I don’t want to see Reyes go as much as the next guy. He alone is worth the price of admission (except, of course, those really expensive seats behind home plate. No one player can get me to pony up that much for a seat). But I have to come to grips with the fact that the Mets future is probably best served if he’s traded between now and the end of July. That assumes, of course, that Sandy Alderson can secure maximum value in return. Transation: better players/prospects than the two compensatory draft picks they’ll get if they lose Rayees to free agency. But this is exactly what we expect from Alderson, right?
The other day, I listened in amusement as Bob Ojeda conversed with Joe Benigno and Evan Roberts on WFAN about the Mets hopes for a wild card. Ojeda, aided and abetted by the co-hosts, came up with some dubious reasoning about how the Mets can get to 88 wins — which he feels will translate to a Wild Card. Pretty iffy, if you ask me. I think Ojeda just could not get himself to say the Mets can or must get to 90 wins. But they all seemed giddy about this 88-win scenario, as I’m sure were thousands of their listeners. All it takes is for Reyes to keep playing out of his mind, getting David Wright and Ike Davis back, which in turn will mean a stronger bench led by current fill-ins Justin Turner and Daniel Murphy. . . yada, yada, yada.

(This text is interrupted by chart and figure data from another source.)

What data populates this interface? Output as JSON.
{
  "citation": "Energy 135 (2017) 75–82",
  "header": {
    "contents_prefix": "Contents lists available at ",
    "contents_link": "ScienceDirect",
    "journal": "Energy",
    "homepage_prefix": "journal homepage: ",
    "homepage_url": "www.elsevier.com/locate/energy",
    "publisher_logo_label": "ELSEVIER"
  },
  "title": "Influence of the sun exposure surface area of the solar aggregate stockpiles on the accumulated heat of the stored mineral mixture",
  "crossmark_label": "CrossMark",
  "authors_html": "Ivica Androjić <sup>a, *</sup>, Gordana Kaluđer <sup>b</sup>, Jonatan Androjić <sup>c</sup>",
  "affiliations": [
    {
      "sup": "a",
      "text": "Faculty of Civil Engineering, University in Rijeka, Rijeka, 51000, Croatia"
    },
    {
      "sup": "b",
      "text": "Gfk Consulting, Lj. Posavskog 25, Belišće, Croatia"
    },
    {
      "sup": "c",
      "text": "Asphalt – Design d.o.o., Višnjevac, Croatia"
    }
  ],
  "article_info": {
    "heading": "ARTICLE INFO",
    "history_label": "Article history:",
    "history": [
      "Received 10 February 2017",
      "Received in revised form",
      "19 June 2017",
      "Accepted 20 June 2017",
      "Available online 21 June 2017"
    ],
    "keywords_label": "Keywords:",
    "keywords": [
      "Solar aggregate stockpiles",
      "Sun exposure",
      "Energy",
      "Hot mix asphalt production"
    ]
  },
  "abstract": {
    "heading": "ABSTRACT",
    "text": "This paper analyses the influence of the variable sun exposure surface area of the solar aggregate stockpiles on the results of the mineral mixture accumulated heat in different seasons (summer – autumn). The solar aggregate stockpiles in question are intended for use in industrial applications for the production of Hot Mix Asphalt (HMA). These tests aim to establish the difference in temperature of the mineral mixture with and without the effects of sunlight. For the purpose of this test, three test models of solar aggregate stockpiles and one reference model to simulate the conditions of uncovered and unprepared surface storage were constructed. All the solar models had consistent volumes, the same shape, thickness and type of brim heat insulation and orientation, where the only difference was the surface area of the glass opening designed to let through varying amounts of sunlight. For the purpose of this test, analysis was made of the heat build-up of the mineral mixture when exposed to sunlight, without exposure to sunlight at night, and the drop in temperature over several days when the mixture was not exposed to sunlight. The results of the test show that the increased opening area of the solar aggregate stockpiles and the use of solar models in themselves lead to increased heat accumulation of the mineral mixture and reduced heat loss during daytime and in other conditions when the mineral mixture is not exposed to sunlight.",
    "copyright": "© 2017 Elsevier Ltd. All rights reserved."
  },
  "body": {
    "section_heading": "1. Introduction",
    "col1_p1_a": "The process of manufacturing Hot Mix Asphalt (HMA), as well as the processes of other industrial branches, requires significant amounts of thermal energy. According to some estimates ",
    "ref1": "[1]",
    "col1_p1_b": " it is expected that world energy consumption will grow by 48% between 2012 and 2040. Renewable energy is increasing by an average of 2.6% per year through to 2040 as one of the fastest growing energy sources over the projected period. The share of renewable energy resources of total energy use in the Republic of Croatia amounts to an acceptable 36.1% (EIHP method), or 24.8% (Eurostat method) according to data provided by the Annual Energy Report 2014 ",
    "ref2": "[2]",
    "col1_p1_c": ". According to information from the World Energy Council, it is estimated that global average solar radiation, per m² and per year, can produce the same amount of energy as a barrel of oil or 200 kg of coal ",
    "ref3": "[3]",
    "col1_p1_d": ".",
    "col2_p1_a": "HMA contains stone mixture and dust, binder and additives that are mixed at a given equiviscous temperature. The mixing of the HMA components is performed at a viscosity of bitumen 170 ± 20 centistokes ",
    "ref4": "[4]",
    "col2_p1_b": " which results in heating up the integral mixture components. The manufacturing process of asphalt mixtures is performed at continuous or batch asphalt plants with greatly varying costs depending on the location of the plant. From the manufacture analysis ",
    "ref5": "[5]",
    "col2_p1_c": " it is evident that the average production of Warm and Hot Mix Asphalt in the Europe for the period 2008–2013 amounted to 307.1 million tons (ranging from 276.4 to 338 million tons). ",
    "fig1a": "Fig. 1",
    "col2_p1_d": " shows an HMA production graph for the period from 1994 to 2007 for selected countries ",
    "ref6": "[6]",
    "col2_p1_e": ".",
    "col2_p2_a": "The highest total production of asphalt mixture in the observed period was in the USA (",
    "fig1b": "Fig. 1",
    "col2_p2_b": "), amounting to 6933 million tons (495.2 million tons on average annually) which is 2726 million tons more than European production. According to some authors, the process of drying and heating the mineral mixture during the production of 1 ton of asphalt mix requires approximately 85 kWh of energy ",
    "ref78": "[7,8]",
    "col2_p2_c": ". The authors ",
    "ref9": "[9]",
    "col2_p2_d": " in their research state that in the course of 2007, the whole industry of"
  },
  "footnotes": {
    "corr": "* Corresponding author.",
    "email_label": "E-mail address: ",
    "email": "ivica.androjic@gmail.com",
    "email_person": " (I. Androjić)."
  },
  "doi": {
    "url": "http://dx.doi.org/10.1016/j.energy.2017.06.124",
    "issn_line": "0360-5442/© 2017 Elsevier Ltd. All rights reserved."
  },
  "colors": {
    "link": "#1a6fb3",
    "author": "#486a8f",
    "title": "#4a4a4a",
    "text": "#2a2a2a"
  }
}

Hey, I’d like to be optimistic too, but even a best case scenario tells me the Mets are not going to finish much better than .500. After today’s loss to the Angels, they’re back at two-below .500 and seem to break out in hives every time they reach the even mark. But if you really think they can make a run at October with Reyes in full throttle, then okay, keep him here for now.
But then what happens in the off-season? There will be a frenzy for his services. All you need is two serious bidders to create a frenzy and drive up the price. You think the Mets will have the stomach (or checkbook) for that?
Reyes can talk all he wants about wanting to remain in New York and how much he loves it here. They all say that in their walk year. Even if they play in Pittsburgh. It gives you more leverage. But Reyes won’t be giving the Wilpons a discount on his services. He’s going where the Carl Crawford money is.